2. The technique is based on the premise that the regression coefficients initially
established will still remain unchanged in the future and can be used in the regression
equation for predicting future travel. How far the prediction is valid in future is a
main question
3. Difficulties arise in evaluation the effect of statistical problems relating to nonlinearity of the response surface and high correlation amongst the explanatory
variables.
Category analysis
Category analysis or cross classification technique is a method developed by wotton and pick
and has been used in some transportation studies in U.K. it is based on determining the
average response or average value of the dependent variable for a certain defined categories,
each dimension in the matrix reoresenting one independent variable. The independednt
variables themselves are classified into a definite number of discrete class intervals.
Assumptions
The technique is based on the following assumptions
1. The household is a fundamental unit in the trip generation process, and most journeys
begin or end in response to the requirement of the family
2. The trips generated by the household depends upon the characteristics of that
household and its location relative to its required facilities such as shops, school and
work place.
3. D with one set of household with one set of characteristics generates different trips
from the household with other set of characteristics.
4. Only three factors are of prime importance in affecting the amount of travel a
household produces: car-ownership, income and household structure.
5. Within each of the above three factors, a limited number of ranges can be established
so as to describe the trip-generating capacity of the household by a limited number of
categories.
6. Trip generation rates are stable over a time so long as factors external to the
household are the same as when the trips were first measured.
Categorization of households
As stated above, households are classified on the basis of three factors, viz., car ownership,
income and household structure. These are then classified into different ranges as indicated
below.
1. Car ownership- 3 levels, (0 car, 1 car and more than 1 car)
2. Disposable income- 6 classes:
(1) < 500 p a
(2) 500-1000 p a

(3) 1000-1500 pa
(4) 1500-2000 p a
(5) 2000-2500 pa
(6) >2500 p a
3. Household structure
i) No employed residents and one non employed adult
ii) No employed residents and 2 or more non employed adult
iii) one employed residents and one or less non employed adult
iv) one employed residents and 2 or more non employed adult
v) two employed residents and one or less non employed adult
vi) two employed residents and two or more non employed adult
Critical appraisal of the category analysis technique
The advantages that have been claimed for the technique are:
1) The whole concept of household trip making is simplified in this technique. The
technique categorises the household according to certain socio economic characteristics
and this appears rational
2) Unlike regression analysis technique, no mathematical relationship is derived between
trip making and household characteristics.
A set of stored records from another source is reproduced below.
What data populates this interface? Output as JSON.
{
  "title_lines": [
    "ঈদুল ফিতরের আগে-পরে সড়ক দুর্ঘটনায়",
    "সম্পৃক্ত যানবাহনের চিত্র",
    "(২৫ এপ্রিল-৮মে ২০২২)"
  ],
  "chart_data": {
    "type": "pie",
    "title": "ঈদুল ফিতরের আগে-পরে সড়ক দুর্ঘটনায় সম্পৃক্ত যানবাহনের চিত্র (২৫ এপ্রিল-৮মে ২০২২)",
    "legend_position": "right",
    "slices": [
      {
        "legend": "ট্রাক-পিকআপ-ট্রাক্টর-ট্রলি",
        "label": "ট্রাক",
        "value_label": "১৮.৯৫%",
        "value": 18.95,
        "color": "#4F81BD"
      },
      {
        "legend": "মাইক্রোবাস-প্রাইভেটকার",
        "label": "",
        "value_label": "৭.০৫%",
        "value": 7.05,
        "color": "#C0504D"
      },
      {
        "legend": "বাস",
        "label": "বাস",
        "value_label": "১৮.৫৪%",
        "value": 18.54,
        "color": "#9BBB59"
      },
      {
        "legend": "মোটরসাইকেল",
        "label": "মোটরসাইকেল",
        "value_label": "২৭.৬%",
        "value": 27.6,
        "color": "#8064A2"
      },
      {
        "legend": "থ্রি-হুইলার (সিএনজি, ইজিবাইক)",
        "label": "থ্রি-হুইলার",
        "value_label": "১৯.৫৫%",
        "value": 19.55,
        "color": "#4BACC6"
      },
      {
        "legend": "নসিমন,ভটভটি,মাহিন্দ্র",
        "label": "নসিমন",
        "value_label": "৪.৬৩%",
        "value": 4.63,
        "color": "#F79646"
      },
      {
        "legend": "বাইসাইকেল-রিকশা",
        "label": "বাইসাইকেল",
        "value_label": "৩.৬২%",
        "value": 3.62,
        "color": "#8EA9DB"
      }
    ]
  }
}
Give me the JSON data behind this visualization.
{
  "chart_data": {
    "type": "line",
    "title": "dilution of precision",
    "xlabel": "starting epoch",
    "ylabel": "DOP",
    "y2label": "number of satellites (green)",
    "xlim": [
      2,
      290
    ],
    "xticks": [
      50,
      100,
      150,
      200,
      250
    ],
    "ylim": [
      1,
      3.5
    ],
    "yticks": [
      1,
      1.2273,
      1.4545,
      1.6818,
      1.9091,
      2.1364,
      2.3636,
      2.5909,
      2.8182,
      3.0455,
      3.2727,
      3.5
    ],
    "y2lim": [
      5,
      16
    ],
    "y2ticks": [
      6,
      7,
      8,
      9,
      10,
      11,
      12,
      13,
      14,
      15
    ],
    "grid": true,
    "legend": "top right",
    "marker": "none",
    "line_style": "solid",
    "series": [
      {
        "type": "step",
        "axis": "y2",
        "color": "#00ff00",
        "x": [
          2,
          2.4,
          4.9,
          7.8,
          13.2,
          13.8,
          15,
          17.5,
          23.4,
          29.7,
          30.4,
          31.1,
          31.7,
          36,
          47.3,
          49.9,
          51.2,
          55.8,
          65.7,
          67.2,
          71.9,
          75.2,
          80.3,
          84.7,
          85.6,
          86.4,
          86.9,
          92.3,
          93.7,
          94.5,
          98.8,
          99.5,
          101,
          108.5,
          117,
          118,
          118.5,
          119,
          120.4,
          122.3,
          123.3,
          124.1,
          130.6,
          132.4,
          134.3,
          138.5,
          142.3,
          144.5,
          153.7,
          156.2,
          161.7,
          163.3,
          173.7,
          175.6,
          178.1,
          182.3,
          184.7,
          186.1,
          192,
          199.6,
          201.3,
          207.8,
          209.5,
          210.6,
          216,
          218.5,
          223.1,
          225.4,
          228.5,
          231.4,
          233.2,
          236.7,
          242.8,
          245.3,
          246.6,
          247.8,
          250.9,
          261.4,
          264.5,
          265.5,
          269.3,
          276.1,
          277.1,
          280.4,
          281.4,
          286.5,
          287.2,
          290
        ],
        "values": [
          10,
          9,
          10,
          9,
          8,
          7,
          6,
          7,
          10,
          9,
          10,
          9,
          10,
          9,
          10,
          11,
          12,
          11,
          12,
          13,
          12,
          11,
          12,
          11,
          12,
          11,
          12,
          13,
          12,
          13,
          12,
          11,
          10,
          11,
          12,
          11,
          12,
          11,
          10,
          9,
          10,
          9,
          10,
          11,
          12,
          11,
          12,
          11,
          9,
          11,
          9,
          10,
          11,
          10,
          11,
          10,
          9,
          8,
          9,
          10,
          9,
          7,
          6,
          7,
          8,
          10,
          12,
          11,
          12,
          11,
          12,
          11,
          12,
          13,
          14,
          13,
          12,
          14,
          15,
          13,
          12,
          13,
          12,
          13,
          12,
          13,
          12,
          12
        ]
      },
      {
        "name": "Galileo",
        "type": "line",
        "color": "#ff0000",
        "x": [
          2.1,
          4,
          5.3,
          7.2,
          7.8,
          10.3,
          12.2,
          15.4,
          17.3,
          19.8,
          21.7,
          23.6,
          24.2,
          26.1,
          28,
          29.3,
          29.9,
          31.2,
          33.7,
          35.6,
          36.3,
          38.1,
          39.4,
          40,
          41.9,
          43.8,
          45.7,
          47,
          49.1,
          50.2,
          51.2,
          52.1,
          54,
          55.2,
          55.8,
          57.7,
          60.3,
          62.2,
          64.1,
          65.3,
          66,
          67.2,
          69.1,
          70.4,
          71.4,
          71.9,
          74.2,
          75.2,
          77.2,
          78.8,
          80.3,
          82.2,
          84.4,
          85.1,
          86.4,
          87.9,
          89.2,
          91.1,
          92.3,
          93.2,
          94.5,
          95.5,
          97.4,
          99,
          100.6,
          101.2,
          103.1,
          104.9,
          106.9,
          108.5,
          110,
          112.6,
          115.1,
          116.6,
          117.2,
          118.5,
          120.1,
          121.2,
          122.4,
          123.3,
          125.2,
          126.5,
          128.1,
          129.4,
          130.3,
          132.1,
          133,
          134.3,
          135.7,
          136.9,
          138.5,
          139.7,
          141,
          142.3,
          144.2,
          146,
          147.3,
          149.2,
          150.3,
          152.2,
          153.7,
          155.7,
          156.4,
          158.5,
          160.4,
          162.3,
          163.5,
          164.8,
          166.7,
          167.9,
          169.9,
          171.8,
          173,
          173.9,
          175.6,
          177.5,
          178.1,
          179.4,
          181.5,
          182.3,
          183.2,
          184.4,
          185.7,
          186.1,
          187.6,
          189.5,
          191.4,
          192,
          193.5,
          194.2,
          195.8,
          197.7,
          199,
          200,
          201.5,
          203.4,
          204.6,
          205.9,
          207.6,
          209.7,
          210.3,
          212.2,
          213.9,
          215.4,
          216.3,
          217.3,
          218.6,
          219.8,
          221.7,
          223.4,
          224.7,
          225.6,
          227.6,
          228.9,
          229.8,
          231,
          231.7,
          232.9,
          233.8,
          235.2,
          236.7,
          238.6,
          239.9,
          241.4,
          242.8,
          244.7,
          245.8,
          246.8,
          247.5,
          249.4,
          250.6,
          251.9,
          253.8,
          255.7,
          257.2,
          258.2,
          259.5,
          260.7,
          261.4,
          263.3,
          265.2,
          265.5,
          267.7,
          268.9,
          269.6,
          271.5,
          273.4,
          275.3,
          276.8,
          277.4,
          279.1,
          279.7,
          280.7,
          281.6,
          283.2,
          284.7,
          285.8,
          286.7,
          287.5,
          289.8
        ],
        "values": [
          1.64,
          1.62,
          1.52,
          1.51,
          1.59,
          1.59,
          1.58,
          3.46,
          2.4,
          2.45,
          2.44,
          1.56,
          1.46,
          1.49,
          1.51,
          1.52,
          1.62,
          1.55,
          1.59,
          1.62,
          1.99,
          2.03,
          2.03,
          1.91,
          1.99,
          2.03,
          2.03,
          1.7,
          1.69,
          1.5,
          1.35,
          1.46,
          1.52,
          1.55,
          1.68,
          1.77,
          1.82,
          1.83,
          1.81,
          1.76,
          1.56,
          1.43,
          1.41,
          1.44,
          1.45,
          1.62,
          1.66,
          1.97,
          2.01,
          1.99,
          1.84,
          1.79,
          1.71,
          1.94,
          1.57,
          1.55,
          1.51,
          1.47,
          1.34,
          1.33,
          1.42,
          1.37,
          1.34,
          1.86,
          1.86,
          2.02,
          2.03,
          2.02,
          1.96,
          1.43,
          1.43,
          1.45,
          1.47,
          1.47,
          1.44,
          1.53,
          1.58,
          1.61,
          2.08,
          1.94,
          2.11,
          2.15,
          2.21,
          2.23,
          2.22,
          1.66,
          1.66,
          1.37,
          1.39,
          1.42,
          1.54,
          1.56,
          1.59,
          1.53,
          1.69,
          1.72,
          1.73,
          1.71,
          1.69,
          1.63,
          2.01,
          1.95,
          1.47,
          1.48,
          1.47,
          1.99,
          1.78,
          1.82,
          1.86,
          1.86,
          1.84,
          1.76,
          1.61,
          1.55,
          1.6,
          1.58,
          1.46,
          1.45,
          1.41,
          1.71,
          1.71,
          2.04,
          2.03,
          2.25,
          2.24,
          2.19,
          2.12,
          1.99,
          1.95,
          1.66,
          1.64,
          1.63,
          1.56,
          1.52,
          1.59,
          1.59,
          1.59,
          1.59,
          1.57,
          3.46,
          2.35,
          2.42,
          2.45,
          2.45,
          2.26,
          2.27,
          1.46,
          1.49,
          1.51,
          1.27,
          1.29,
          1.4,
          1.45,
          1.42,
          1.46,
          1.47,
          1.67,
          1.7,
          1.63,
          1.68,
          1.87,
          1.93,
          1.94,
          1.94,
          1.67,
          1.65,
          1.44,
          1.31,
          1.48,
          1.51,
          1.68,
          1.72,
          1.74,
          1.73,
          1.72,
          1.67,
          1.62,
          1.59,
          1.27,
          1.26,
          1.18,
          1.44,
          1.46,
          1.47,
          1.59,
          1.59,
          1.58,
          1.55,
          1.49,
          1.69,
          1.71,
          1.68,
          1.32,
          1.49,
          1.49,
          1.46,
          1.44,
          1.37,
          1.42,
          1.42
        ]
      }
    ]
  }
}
This takes away many of the statistical
drawbacks of the regression analysis
3) since data from the census can be used directly, it saves considerable effort, time and
money spent on home-interview survey
4) the computations are relatively simpler
5) since disaggregate data are used, the technique simulates human behaviour more
realistically than the zonal aggregation process normally employed in regression analysis
The following are some of the disadvantages of the technique
1) It is difficult to test the significance of the various explanatory variables.
2) The technique normally makes use of the studies carried out in the past elsewhere, with
broad corrections
3) In the analysis it is assumed that income and car ownership increases in the future. The
categories of higher incomes and higher car ownership are, however, the ones which are
the least represented in the base year. Moreover, they are the ones most likely to be used
for the future estimates of trip generation
4) New variables cannot be introduced at the future date
5) Large samples are needed to assign trip rates to any one category.